私は、前回の失敗を繰り返したくないという気持ちでいっぱいだ。
飛び始めたら、前回の空域の変更どころの騒ぎではすまない。認めた区長は辞職ものだと思う。何が起こるか知りえている議員の責任も大きい。

平成20年7月16日

続きまして、資料番号9でございます。横田空域の一部削減に伴う羽田空港出発経路の設定についてという資料でございます。ごらんいただきたいと思います。
国土交通省は、7月1日に米軍の横田基地の区域(空域?)削減に伴いまして、羽田空港から西方面に向かう出発機について、現在よりも効率的な運行を可能にする新しい飛行経路を設定すると発表しました。お手元にお配りしたのは、そのときの資料でございます。
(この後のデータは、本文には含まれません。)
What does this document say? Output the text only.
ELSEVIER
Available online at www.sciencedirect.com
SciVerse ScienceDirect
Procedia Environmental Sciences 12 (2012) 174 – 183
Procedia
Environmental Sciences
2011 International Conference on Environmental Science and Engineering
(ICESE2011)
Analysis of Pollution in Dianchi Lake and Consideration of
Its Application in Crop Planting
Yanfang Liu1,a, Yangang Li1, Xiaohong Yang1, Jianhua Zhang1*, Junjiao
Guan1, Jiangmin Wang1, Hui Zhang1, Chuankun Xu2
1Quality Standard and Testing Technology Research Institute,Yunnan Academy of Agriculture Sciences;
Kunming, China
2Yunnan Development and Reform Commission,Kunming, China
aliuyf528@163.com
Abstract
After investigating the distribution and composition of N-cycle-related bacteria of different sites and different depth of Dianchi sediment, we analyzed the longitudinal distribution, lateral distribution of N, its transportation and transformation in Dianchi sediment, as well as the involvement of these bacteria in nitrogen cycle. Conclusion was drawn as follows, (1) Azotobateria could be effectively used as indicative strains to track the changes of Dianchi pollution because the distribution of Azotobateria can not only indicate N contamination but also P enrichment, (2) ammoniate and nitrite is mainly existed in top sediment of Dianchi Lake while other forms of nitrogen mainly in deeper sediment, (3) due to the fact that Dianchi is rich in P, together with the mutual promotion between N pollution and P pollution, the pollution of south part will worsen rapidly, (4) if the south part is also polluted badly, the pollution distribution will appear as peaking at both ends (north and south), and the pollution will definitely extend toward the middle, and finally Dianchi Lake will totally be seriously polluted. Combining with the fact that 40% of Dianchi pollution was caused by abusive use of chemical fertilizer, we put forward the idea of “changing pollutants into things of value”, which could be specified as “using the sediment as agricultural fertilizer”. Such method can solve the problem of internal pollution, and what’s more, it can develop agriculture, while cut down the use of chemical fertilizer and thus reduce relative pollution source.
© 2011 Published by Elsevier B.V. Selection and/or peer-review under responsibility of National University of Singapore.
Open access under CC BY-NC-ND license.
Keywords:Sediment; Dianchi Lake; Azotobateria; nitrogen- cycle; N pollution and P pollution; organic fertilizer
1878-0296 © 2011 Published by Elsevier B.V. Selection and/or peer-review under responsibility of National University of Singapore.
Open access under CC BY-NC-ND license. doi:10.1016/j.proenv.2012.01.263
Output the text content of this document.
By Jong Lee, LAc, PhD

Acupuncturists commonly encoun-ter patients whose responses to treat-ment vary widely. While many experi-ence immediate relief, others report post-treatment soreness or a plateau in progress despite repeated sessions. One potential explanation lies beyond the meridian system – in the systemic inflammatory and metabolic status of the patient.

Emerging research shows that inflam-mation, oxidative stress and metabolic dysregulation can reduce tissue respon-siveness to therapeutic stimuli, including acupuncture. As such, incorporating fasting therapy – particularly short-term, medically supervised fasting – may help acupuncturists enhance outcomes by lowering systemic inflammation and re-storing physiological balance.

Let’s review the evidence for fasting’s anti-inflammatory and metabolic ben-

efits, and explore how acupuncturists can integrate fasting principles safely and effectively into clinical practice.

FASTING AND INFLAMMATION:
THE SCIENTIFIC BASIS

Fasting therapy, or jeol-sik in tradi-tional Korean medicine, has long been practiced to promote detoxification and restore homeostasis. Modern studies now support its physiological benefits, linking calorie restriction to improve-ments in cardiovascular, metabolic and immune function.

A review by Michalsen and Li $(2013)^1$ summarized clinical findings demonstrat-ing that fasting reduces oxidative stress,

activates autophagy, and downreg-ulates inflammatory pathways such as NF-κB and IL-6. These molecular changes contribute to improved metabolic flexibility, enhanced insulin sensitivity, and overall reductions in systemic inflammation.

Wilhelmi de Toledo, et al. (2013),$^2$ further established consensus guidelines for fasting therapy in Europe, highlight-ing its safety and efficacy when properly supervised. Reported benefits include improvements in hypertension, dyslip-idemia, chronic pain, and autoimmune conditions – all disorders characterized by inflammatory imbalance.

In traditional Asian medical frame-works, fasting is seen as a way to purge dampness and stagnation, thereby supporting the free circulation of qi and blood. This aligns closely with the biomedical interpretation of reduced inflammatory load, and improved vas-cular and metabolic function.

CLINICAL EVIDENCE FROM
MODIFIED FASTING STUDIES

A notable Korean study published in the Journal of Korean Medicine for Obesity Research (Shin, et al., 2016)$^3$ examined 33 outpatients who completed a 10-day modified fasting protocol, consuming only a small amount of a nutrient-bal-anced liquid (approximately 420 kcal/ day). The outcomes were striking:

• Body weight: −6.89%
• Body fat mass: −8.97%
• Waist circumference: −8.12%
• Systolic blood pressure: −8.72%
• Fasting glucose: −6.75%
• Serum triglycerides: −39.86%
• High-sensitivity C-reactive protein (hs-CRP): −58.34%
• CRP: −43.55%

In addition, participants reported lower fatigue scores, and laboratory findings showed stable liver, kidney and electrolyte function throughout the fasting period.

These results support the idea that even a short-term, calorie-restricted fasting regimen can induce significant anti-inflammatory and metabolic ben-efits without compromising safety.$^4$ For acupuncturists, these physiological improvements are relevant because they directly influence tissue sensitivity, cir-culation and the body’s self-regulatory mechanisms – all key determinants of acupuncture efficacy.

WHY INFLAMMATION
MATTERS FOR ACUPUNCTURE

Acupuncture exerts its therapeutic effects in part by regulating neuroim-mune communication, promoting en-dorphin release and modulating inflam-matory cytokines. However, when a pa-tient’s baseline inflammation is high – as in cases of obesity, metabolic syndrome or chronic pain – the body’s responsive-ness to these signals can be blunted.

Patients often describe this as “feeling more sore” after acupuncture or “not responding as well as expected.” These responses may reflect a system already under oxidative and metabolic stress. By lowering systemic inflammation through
これまで、横田基地があって、民間航空機がその空域を通過する際、高さ等についての制限があったのですが、今年9月から、そういった制限が緩和されると。これに伴いまして、飛行経路の一部が変更になるというものでございます。
2としまして、行き先・方面、それぞれありますが、平均しますと、約3分の短縮になる ということでございまして、9月25日から実施をするということでございます。
おめくりいただきますと、北風時におけます上の図は現時点での経路でございます。下は新しく9月から想定される経路でございます。羽田空港から飛び立ちまして、現在は右側に旋回をして、東京湾をぐーっと旋回しまして、北陸方面・大阪方面と、大きく二つに分かれている わけでございます。ちょうど中ほど、上から下にかけて、赤い線で横田空域境界線という線がありますが、この線に至るまでに一定程度の高度を確保して西に向かわなければいけないと、こういう状況になっていたわけでございます。
それが、下の部分でございますが、この横田空域の境界線の位置は変わりはないのですけれども、羽田空港から離陸をしまして右側に旋回をしながら北陸方面、それから福岡、広島、三陸、ソウル方面、九州方面、大阪方面と、大きく四つのルートに分かれて離陸をしていく経路になっていくというものでございます。
この図面で行きますと、例えば福岡・広島方面でございますが、羽田空港を離陸しまして、右側に旋回します。東京湾をぐるっと回りまして、川崎の埋立地のところに黄色く丸くなっている部分がありますが、この時点で高度は約6,500フィート以上を確保されていく というものでございます。
また、この大師橋の付近の矢印で4,000フィート程度となっておりますのは、いわゆる左旋回で、破線で書かれている部分でございますが、その経路における大師橋付近においては4,000フィートということでございます。
めくっていただきますと、今度は南風時の状態を示すものでございます。上の部分は現行の経路、それから下の部分は9月以降の新しい飛行経路でございます。ここに高度等が書いてありますが、読み方としては、先ほど申し上げたようなことでございます。
もう1枚めくっていただきますと、現行空域と削減後の制限空域ということで、上の方はこれは平面図でございます。下の方は3Dであらわしたものでございまして、それぞれこの右側になぞった線が、先ほどの図面の赤い、いわゆる横田空域の境界線ということでございます。
それから、最後に、参考資料をおつけしてございます。北京オリンピック、8月8日から開催されますが、それに際しまして、国際旅客チャーター便の割り当て の一覧表というものを参考資料でおつけしてございます。これは、今朝、国土交通省からファックスで送られた資料でございまして、ご案内を申し上げます。羽田空港と北京の間でのチャーター便としまして、ANAとJALと、こういった構成で現在予定しているという中身でございます。
ただ、北京側との調整がまだされていないということでございますので、あくまでも予定ということでございます。今朝、こういった情報が寄せられましたので、皆様に予定という前提ではございますが、お知らせをと思いまして、参考におつけしたものでございます。